All of this can be characterized by its cruelty and Texas Republicans’ preference for headline-grabbing political stunts instead of real immigration solutions. Yet there’s also an underappreciated throughline that connects much of the state’s anti-immigrant focus: Texas may be intent to challenge established law and, in particular, the defined immigration powers of the federal government vs. state governments.
According to David Leopold, America’s Voice legal advisor, past president, American Immigration Lawyers Association (AILA) and Immigration Group Leader at Ulmer & Berne:
“Texas has long-relied on the anti-immigrant judicial pipeline to try and impose anti-immigrant policy through courts that are stacked with right wing ideologues. Now, they appear to be taking things even one step further – forcing legal clashes that will lead to a re-examination of long-settled immigration law. In a judiciary that includes a Supreme Court increasingly tilted to the right, Texas may be scheming to redefine federal supremacy on immigration law, potentially opening the door to a dangerous and chaotic era of state anti-immigrant policymaking that is driven by ugly politics and moves us farther from real solutions. At what point will Americans be forced to show their papers to go from state to state? ”
As a powerful Houston Chronicle editorial against the Texas legislative proposals and larger context notes:
“The bill introduces yet another novel attempt to create a way for the state to work around federal jurisdiction … It’s alarming to see how far this bill has gotten. Building on the farce that is Operation Lone Star, these bills seem unlikely to help substantively and humanely address the huge numbers of crossings at the Southern border.”

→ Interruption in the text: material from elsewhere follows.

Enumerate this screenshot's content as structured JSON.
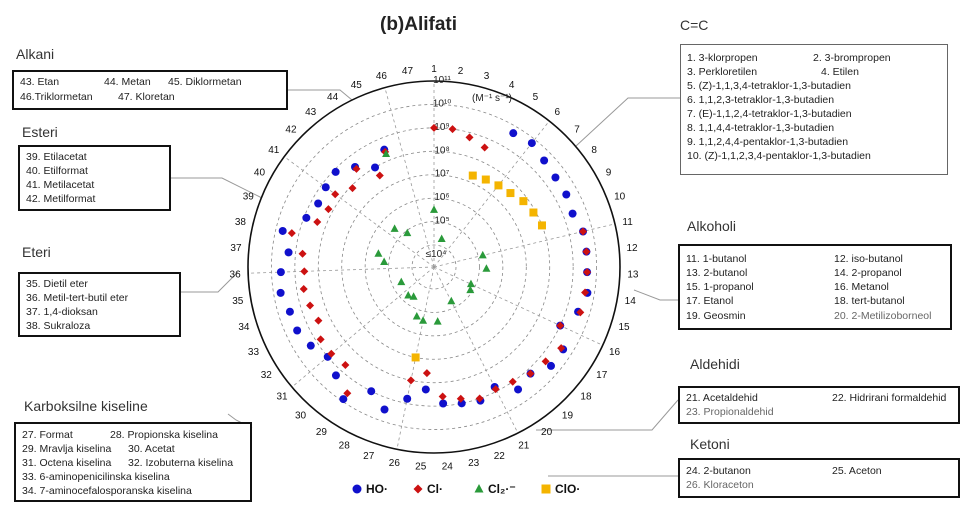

And read Gus Bova in the Texas Observer, “‘Civil And Human Rights Disaster’: Texas Wants To Seize Immigration Authority From Feds,” in which he notes:
“The bill, which authorizes state and local police to arrest or deport suspected unauthorized migrants, represents an inflection point in a now-years-long political turn against immigrants by the Republican Party of Texas, a state where nearly one in five are foreign-born. The measure is also a likely attempt to get the U.S. Supreme Court to overturn Arizona v. United States, which reaffirmed the federal government’s exclusive authority to enforce immigration law.
‘It feels like a coming civil and human rights disaster,’ said Roberto Lopez, an advocacy manager at the Texas Civil Rights Project. ‘Not only does it criminalize people for being undocumented in Texas, it also … encourages mass profiling of people, especially on the border, but potentially across the entire state of Texas.’
…the bill would empower local police officers to attempt to suss out immigration status, which can be quite complex. Some individuals may even be on a path to legal status after being deported. ‘Basically, a local police officer is not equipped to make this determination under any circumstances,’ said Barbara Hines, former director of UT-Austin’s immigration law clinic … It’s a frontal assault on our immigration laws.”
According to Mario Carrillo, Texas-based Campaigns Manager at America’s Voice:
“The amount of dangerous and dehumanizing rhetoric, cheap political stunts, and cruel and extreme policy coming from Texas Republicans is hard to keep track of. Yes, our country needs to overhaul our outdated immigration system. But GOP lawmakers and politicians in our state are not only leading the charge to obstruct this needed reform, they also are seeking to block or overturn policies that are working while enacting new extreme laws that will further target immigrant and Latino communities in our state.”